С Ниязбековым связано немало любопытных историй. Вспоминаю одну из них. Будучи человеком общительным, он легко сходился с людьми. И вот на трибуне во время торжественного парада он разговорился с человеком, который привлёк его внимание. Тот оказался наследным принцем Саудовской Аравии. А у нас тогда не было никаких отношений с этой страной. Позже выяснилось, что Ниязбеков был первым советским руководителем, который разговаривал с принцем.

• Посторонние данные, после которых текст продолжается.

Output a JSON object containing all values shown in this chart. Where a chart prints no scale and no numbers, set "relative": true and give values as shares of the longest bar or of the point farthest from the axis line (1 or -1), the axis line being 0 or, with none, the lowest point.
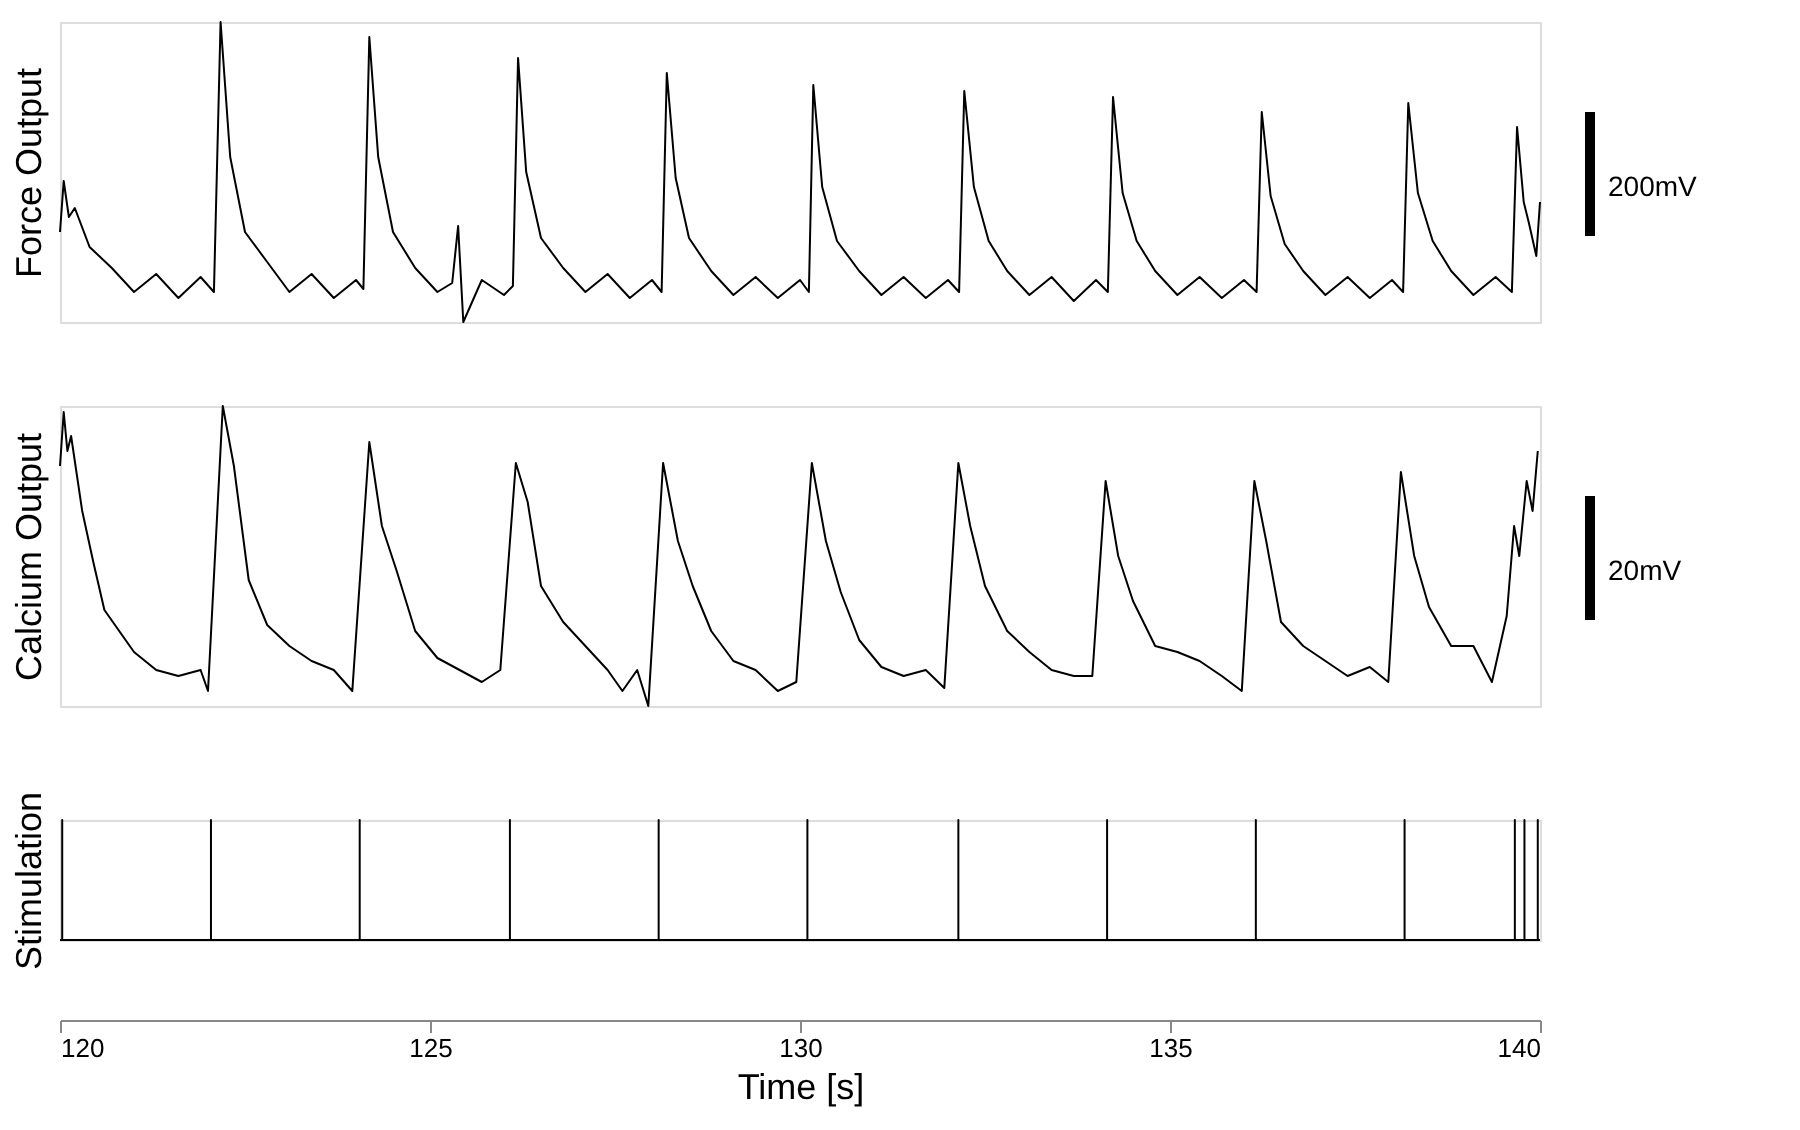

Мои симпатии Сабир Билялович вызывал особенно тем, что ему понравился Рим. Там ему всё было интересно. Мы много ездили, смотрели город, достопримечательности. И я рассказал о здешней традиции: если хочешь вернуться в Рим, ты должен приехать к фонтану Треви и бросить в него монетку. Сабир Билялович загорелся этой идеей. Посольство выделило ему «зил», огромный такой членовоз. Я говорю: «На этой машине туда не проедешь. Это в центре, надо идти пешком». Я его привел к знаменитому фонтану. Он бросил монетку, сложил на груди руки и вдруг громко закричал: «Вааааалааааай!» – молитву. Так громко, что все обернулись. И я подумал: «Что? Мне опять больше всех надо? Зачем я привел его сюда? Будет скандал». А народ посмотрел – ну, стоит какой-то китаец и кричит, ну и бог с ним. Да, что еще интересно. Я бросил монетку, бросил монетку наш спутник, а Ниязбеков метнул целую горсть монет. Щедрый. Но почувствовав, видимо, какую-то неловкость из-за этого своего жеста, сказал:

– По-ихнему хорошо, но по-нашему лучше будет. Пускай.

А потом мы поехали на поезде через Вену в Москву. Я делил купе с одним из наших спутников, у Ниязбекова было отдельное купе. Я спросил, удобно ли ему будет, он сказал, что удобно, но проинформировал: «У меня в Алма-Ата вагон на один человек».